A quelques heures du palmarès de cette 2e édition du festival CanneSeries, retour sur une sélection internationale très éclectique, au sein de laquelle s’affirment deux séries belges: The Twelve et Studio Tarara

La tâche s’annonce rude pour les jurés chargés de départager les dix fictions en compétition lors de cette 2e édition du festival CanneSéries. Et les deux séries flamandes – The Twelve et Studio Tarara – font un peu figure d’ovni dans une sélection très en prise avec le présent et/ou la tentation souvent vertigineuse de préserver sa vie privée face aux sirènes insistantes de la célébrité.

C’est le cas de la série israélienne Nehama qui suit le parcours d’un homme, père de cinq enfants, qui a tout, en apparence, pour être heureux mais reste taraudé par son rêve avorté de devenir comédien de stand-up. Le décès inopiné de sa femme va brutalement le confronter à ses choix et à ses responsabilités (photo du haut).

Raison et sentiments

Parcours tout tracé et envies qui (re)font surface viennent également bousculer les vies de Maria, Esther et Cristina, trentenaires aux parcours et caractères contrastés soudainement propulsées en plein doute existentiel. Résumée ainsi, la trame de Perfect Life pourra ne pas sembler très originale mais l’interprétation, touchante et décomplexée, des trois actrices les rend immédiatement sympathiques et donne vraiment envie de savoir ce qui va leur arriver. Une comédie Movistar qui prouve une fois encore la vitalité de la production espagnole.
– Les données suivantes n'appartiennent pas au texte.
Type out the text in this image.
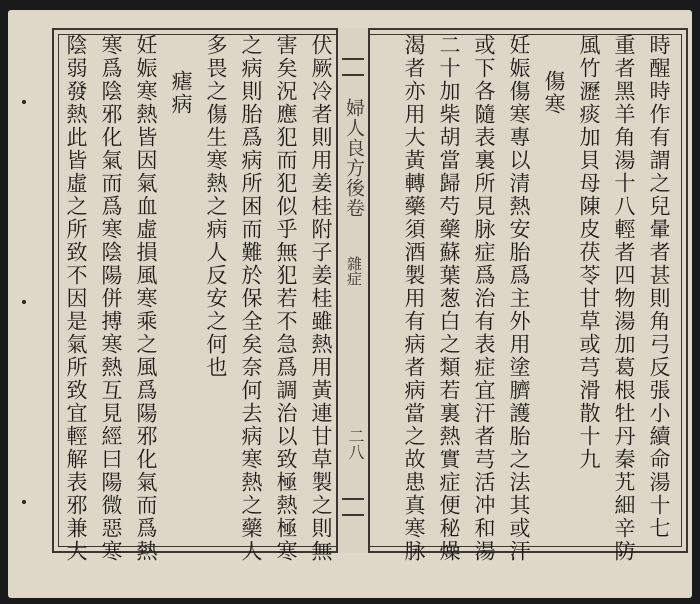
伏厥冷者則用姜桂附子姜桂雖熱用黃連甘草製之則無
害矣況應犯而犯似乎無犯若不急爲調治以致極熱極寒
之病則胎爲病所困而難於保全矣奈何去病寒熱之藥人
多畏之傷生寒熱之病人反安之何也
瘧病
妊娠寒熱皆因氣血虛損風寒乘之風爲陽邪化氣而爲熱
寒爲陰邪化氣而爲寒陰陽併搏寒熱互見經曰陽微惡寒
陰弱發熱此皆虛之所致不因是氣所致宜輕解表邪兼大	婦人良方後卷
雜症
二八	時醒時作有謂之兒暈者甚則角弓反張小續命湯十七
重者黑羊角湯十八輕者四物湯加葛根牡丹秦艽細辛防
風竹瀝痰加貝母陳皮茯苓甘草或芎滑散十九
傷寒
妊娠傷寒專以清熱安胎爲主外用塗臍護胎之法其或汗
或下各隨表裏所見脉症爲治有表症宜汗者芎活冲和湯
二十加柴胡當歸芍藥蘇葉葱白之類若裏熱實症便秘燥
渴者亦用大黃轉藥須酒製用有病者病當之故患真寒脉
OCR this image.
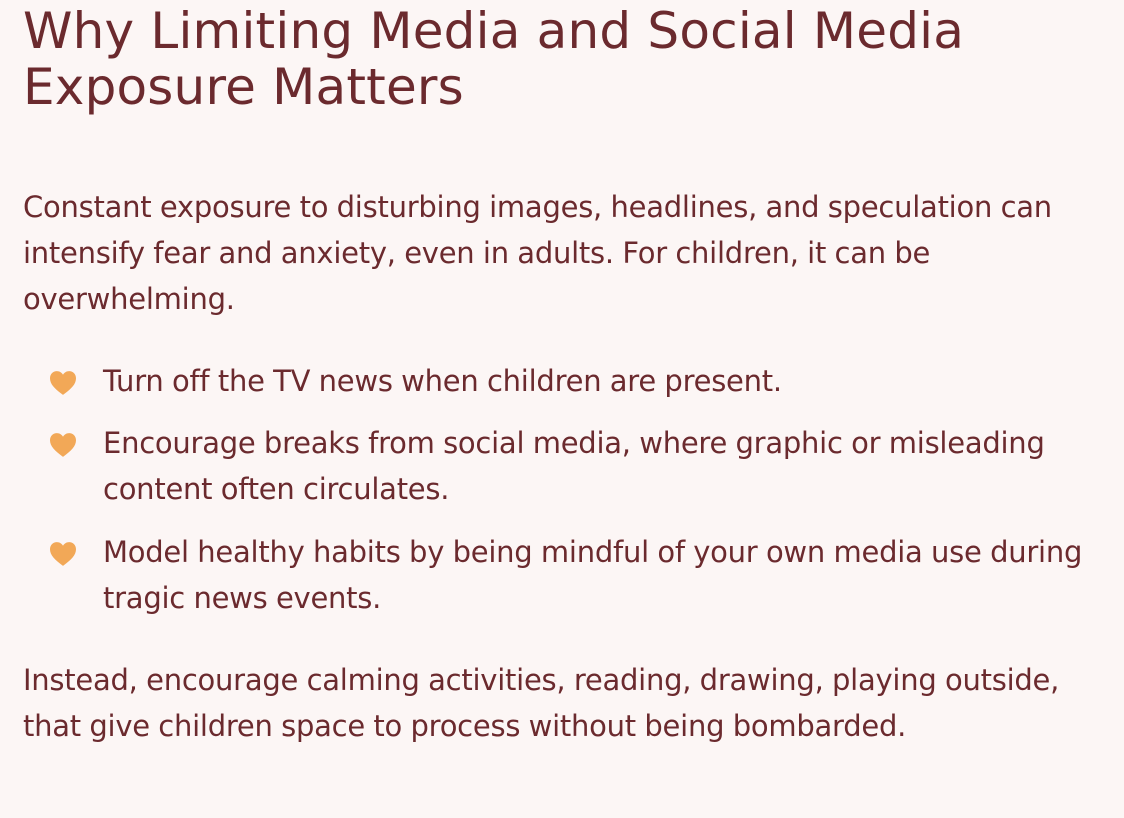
Why Limiting Media and Social Media Exposure Matters

Constant exposure to disturbing images, headlines, and speculation can intensify fear and anxiety, even in adults. For children, it can be overwhelming.

Turn off the TV news when children are present.
Encourage breaks from social media, where graphic or misleading content often circulates.
Model healthy habits by being mindful of your own media use during tragic news events.

Instead, encourage calming activities, reading, drawing, playing outside, that give children space to process without being bombarded.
Le dilemme est aussi au coeur de la vie de Moritz, lycéen de 17 ans qui rêve de devenir un trafiquant célèbre pour impressionner sa copine. La série allemande How to sell drugs online (fast) à découvrir dès le 31 mai sur Netflix, façonne un nouveau teen show qui risque de faire pas mal d’émules. Menée par une bande d’ados déchaînés, cette dramédie (photo ci-dessus) marie habilement une trame à la Breaking Bad et un environnement digne de Sex Education. Un scénario d’autant plus sulfureux qu’il est inspiré de faits réels…
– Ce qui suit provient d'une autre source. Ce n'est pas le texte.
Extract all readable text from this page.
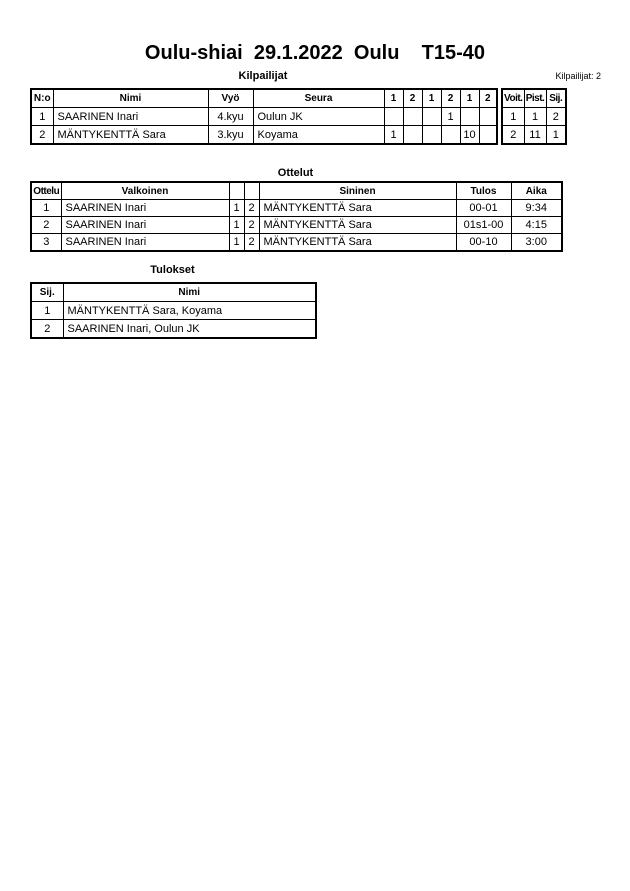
Oulu-shiai  29.1.2022  Oulu    T15-40
Kilpailijat: 2
Kilpailijat
N:o	Nimi	Vyö	Seura	1	2	1	2	1	2
1	SAARINEN Inari	4.kyu	Oulun JK				1		
2	MÄNTYKENTTÄ Sara	3.kyu	Koyama	1				10	
Voit.	Pist.	Sij.
1	1	2
2	11	1
Ottelut
Ottelu	Valkoinen			Sininen	Tulos	Aika
1	SAARINEN Inari	1	2	MÄNTYKENTTÄ Sara	00-01	9:34
2	SAARINEN Inari	1	2	MÄNTYKENTTÄ Sara	01s1-00	4:15
3	SAARINEN Inari	1	2	MÄNTYKENTTÄ Sara	00-10	3:00
Tulokset
Sij.	Nimi
1	MÄNTYKENTTÄ Sara, Koyama
2	SAARINEN Inari, Oulun JK
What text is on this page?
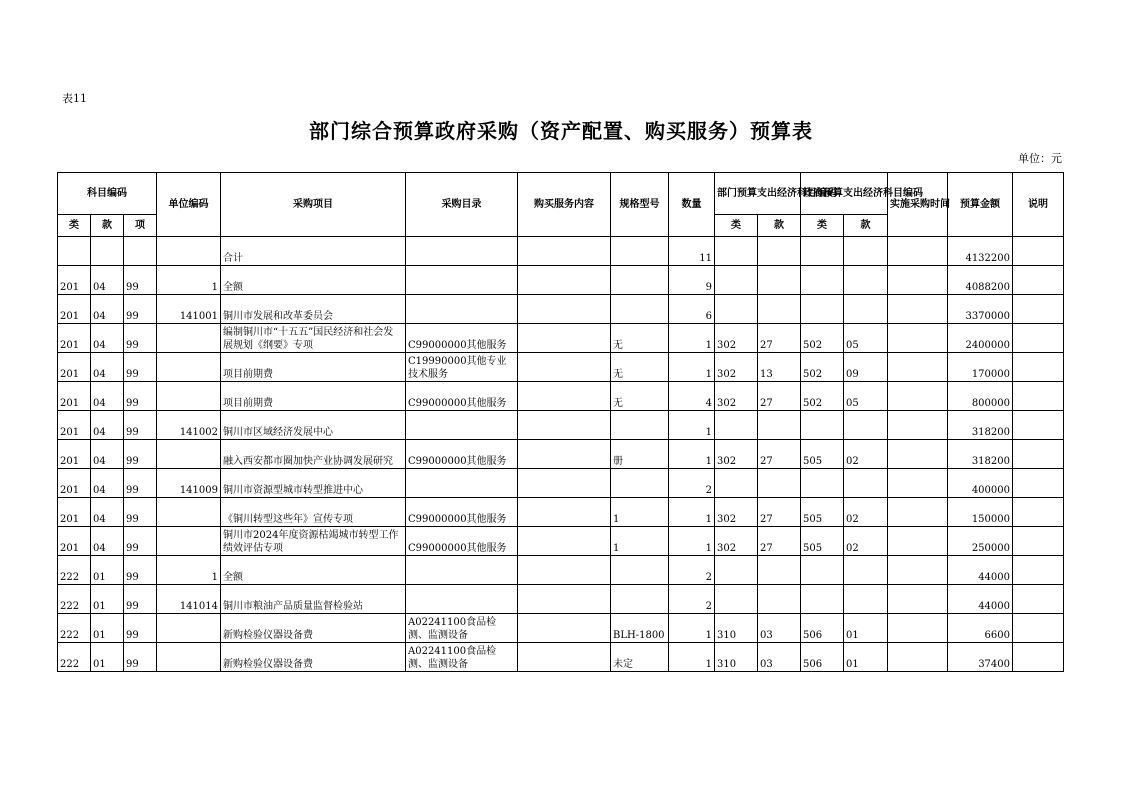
表11
部门综合预算政府采购（资产配置、购买服务）预算表
单位：元
科目编码			单位编码	采购项目	采购目录	购买服务内容	规格型号	数量	部门预算支出经济科目编码		政府预算支出经济科目编码		实施采购时间	预算金额	说明
类	款	项							类	款	类	款			
				合计				11						4132200	
201	04	99	1	全额				9						4088200	
201	04	99	141001	铜川市发展和改革委员会				6						3370000	
201	04	99		编制铜川市“十五五”国民经济和社会发展规划《纲要》专项	C99000000其他服务		无	1	302	27	502	05		2400000	
201	04	99		项目前期费	C19990000其他专业技术服务		无	1	302	13	502	09		170000	
201	04	99		项目前期费	C99000000其他服务		无	4	302	27	502	05		800000	
201	04	99	141002	铜川市区域经济发展中心				1						318200	
201	04	99		融入西安都市圈加快产业协调发展研究	C99000000其他服务		册	1	302	27	505	02		318200	
201	04	99	141009	铜川市资源型城市转型推进中心				2						400000	
201	04	99		《铜川转型这些年》宣传专项	C99000000其他服务		1	1	302	27	505	02		150000	
201	04	99		铜川市2024年度资源枯竭城市转型工作绩效评估专项	C99000000其他服务		1	1	302	27	505	02		250000	
222	01	99	1	全额				2						44000	
222	01	99	141014	铜川市粮油产品质量监督检验站				2						44000	
222	01	99		新购检验仪器设备费	A02241100食品检测、监测设备		BLH-1800	1	310	03	506	01		6600	
222	01	99		新购检验仪器设备费	A02241100食品检测、监测设备		未定	1	310	03	506	01		37400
Les excès en tous genres sont aussi au menu de Studio Tarara, série produite par VTM qui s’inspire de la success story d’un de ses programmes phares des années 90. Un microcosme daté et kitsch à souhait, exploré de façon très naturaliste sur fond d’excès en tous genres – sexe, drogues et tv show – qui a séduit un large public en Flandre.

Un monde sans fin

Atmosphère étrange et parfum de fin du monde avec The Outbreak série russe qui imagine une mystérieuse épidémie en passe de transformer Moscou en ville fantôme. Sergueï, qui vit dans une zone non contaminée, se sent forcé de se rendre dans la capitale lorsqu’il réalise la menace qui pèse sur son fils et son ex-femme. Conflits de loyauté et dilemmes familiaux sont également au centre de l’intrigue de The Feed, thriller britannique au parfum futuriste et à l’atmosphère pesante qui explore des questions pourtant très actuelles : tentation de rester toujours connectés, de partager tous ses souvenirs et moments d’intimité en temps réel jusqu’au jour où le système se dérègle et où certains individus développent des pulsions morbides.
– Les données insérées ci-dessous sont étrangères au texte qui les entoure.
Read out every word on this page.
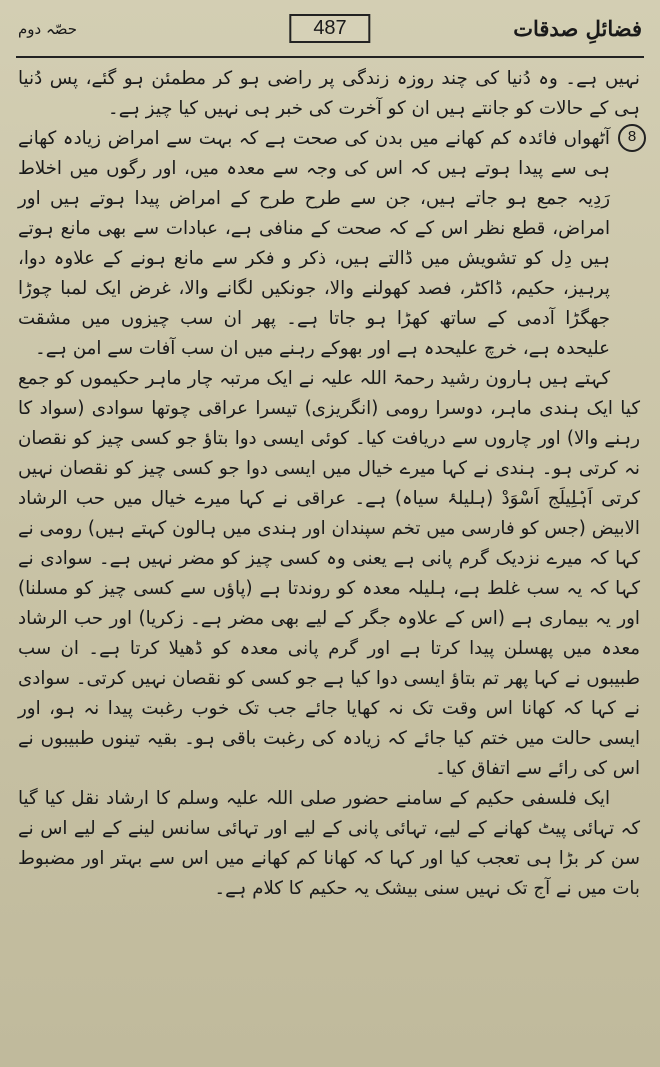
فضائلِ صدقات
487
حصّہ دوم

نہیں ہے۔ وہ دُنیا کی چند روزہ زندگی پر راضی ہو کر مطمئن ہو گئے، پس دُنیا ہی کے حالات کو جانتے ہیں ان کو آخرت کی خبر ہی نہیں کیا چیز ہے۔

8

آٹھواں فائدہ کم کھانے میں بدن کی صحت ہے کہ بہت سے امراض زیادہ کھانے ہی سے پیدا ہوتے ہیں کہ اس کی وجہ سے معدہ میں، اور رگوں میں اخلاط رَدِیہ جمع ہو جاتے ہیں، جن سے طرح طرح کے امراض پیدا ہوتے ہیں اور امراض، قطع نظر اس کے کہ صحت کے منافی ہے، عبادات سے بھی مانع ہوتے ہیں دِل کو تشویش میں ڈالتے ہیں، ذکر و فکر سے مانع ہونے کے علاوہ دوا، پرہیز، حکیم، ڈاکٹر، فصد کھولنے والا، جونکیں لگانے والا، غرض ایک لمبا چوڑا جھگڑا آدمی کے ساتھ کھڑا ہو جاتا ہے۔ پھر ان سب چیزوں میں مشقت علیحدہ ہے، خرچ علیحدہ ہے اور بھوکے رہنے میں ان سب آفات سے امن ہے۔

کہتے ہیں ہارون رشید رحمۃ اللہ علیہ نے ایک مرتبہ چار ماہر حکیموں کو جمع کیا ایک ہندی ماہر، دوسرا رومی (انگریزی) تیسرا عراقی چوتھا سوادی (سواد کا رہنے والا) اور چاروں سے دریافت کیا۔ کوئی ایسی دوا بتاؤ جو کسی چیز کو نقصان نہ کرتی ہو۔ ہندی نے کہا میرے خیال میں ایسی دوا جو کسی چیز کو نقصان نہیں کرتی اَہْلِیلَج اَسْوَدْ (ہلیلۂ سیاہ) ہے۔ عراقی نے کہا میرے خیال میں حب الرشاد الابیض (جس کو فارسی میں تخم سپندان اور ہندی میں ہالون کہتے ہیں) رومی نے کہا کہ میرے نزدیک گرم پانی ہے یعنی وہ کسی چیز کو مضر نہیں ہے۔ سوادی نے کہا کہ یہ سب غلط ہے، ہلیلہ معدہ کو روندتا ہے (پاؤں سے کسی چیز کو مسلنا) اور یہ بیماری ہے (اس کے علاوہ جگر کے لیے بھی مضر ہے۔ زکریا) اور حب الرشاد معدہ میں پھسلن پیدا کرتا ہے اور گرم پانی معدہ کو ڈھیلا کرتا ہے۔ ان سب طبیبوں نے کہا پھر تم بتاؤ ایسی دوا کیا ہے جو کسی کو نقصان نہیں کرتی۔ سوادی نے کہا کہ کھانا اس وقت تک نہ کھایا جائے جب تک خوب رغبت پیدا نہ ہو، اور ایسی حالت میں ختم کیا جائے کہ زیادہ کی رغبت باقی ہو۔ بقیہ تینوں طبیبوں نے اس کی رائے سے اتفاق کیا۔

ایک فلسفی حکیم کے سامنے حضور صلی اللہ علیہ وسلم کا ارشاد نقل کیا گیا کہ تہائی پیٹ کھانے کے لیے، تہائی پانی کے لیے اور تہائی سانس لینے کے لیے اس نے سن کر بڑا ہی تعجب کیا اور کہا کہ کھانا کم کھانے میں اس سے بہتر اور مضبوط بات میں نے آج تک نہیں سنی بیشک یہ حکیم کا کلام ہے۔
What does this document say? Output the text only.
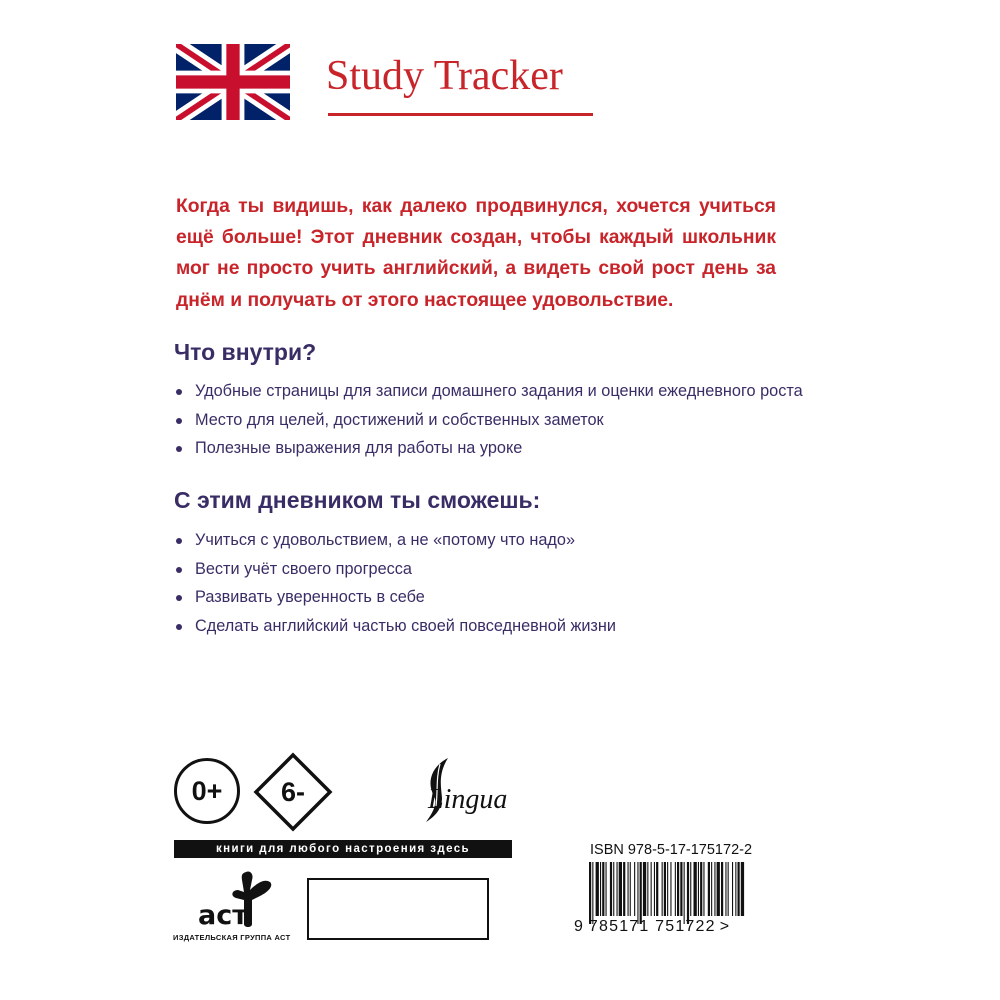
Study Tracker

Когда ты видишь, как далеко продвинулся, хочется учиться ещё больше! Этот дневник создан, чтобы каждый школьник мог не просто учить английский, а видеть свой рост день за днём и получать от этого настоящее удовольствие.

Что внутри?
Удобные страницы для записи домашнего задания и оценки ежедневного роста
Место для целей, достижений и собственных заметок
Полезные выражения для работы на уроке
С этим дневником ты сможешь:
Учиться с удовольствием, а не «потому что надо»
Вести учёт своего прогресса
Развивать уверенность в себе
Сделать английский частью своей повседневной жизни
0+	6-	Lingua
книги для любого настроения здесь
аст
ИЗДАТЕЛЬСКАЯ ГРУППА АСТ
ISBN 978-5-17-175172-2
9 785171 751722 >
Un environnement à l’opposé de la série japonaise Junichi qui explore la notion de brève rencontre en suivant le parcours d’un étrange jeune homme, Jun-ichi donc, qui semble avoir un don particulier pour se connecter aux autres et notamment avec des femmes en plein doute. Une exploration lente, pleine de douceur et de sensibilité imaginée notamment par le cinéaste Hirokazu Kore-eda.

Avec son enquête pour meurtre sur fond de mythologie norvégienne, Magnus est sans aucun doute la plus inclassable de la bande. Où un enquêteur mi-idiot, mi-génial se débat avec une affaire qui, visiblement, le dépasse. Le Troll qui apparaît au coeur de cette traque a connu un joli succès sur le tapis rose de CanneSéries. Retour à l’Histoire, réelle cette fois, avec Bauhaus – A new Era, coproduite par Arte et la ZDF, qui retrace la naissance de la fameuse école d’art sur fond de montée de l’antisémitisme et de désir d’émancipation des femmes (photo ci-dessous). Une série en forme de fresque mêlant narration contemporaine et récit d’époque.

Enfin, The Twelve, nouvelle série du duo Sanne Nuyens et Bert Van Dael, scénaristes de la série Beau Séjour, se glisse dans les coulisses d’un procès d’assises pour meurtres qui va radicalement bouleverser la vie des jurés appelés à se prononcer. En concentrant leur attention sur tous les protagonistes de l’affaire – avocats, policiers, accusée et jurés -, The Twelve offre un formidable miroir de notre temps où l’actualité bouscule sans cesse les convictions de chacun.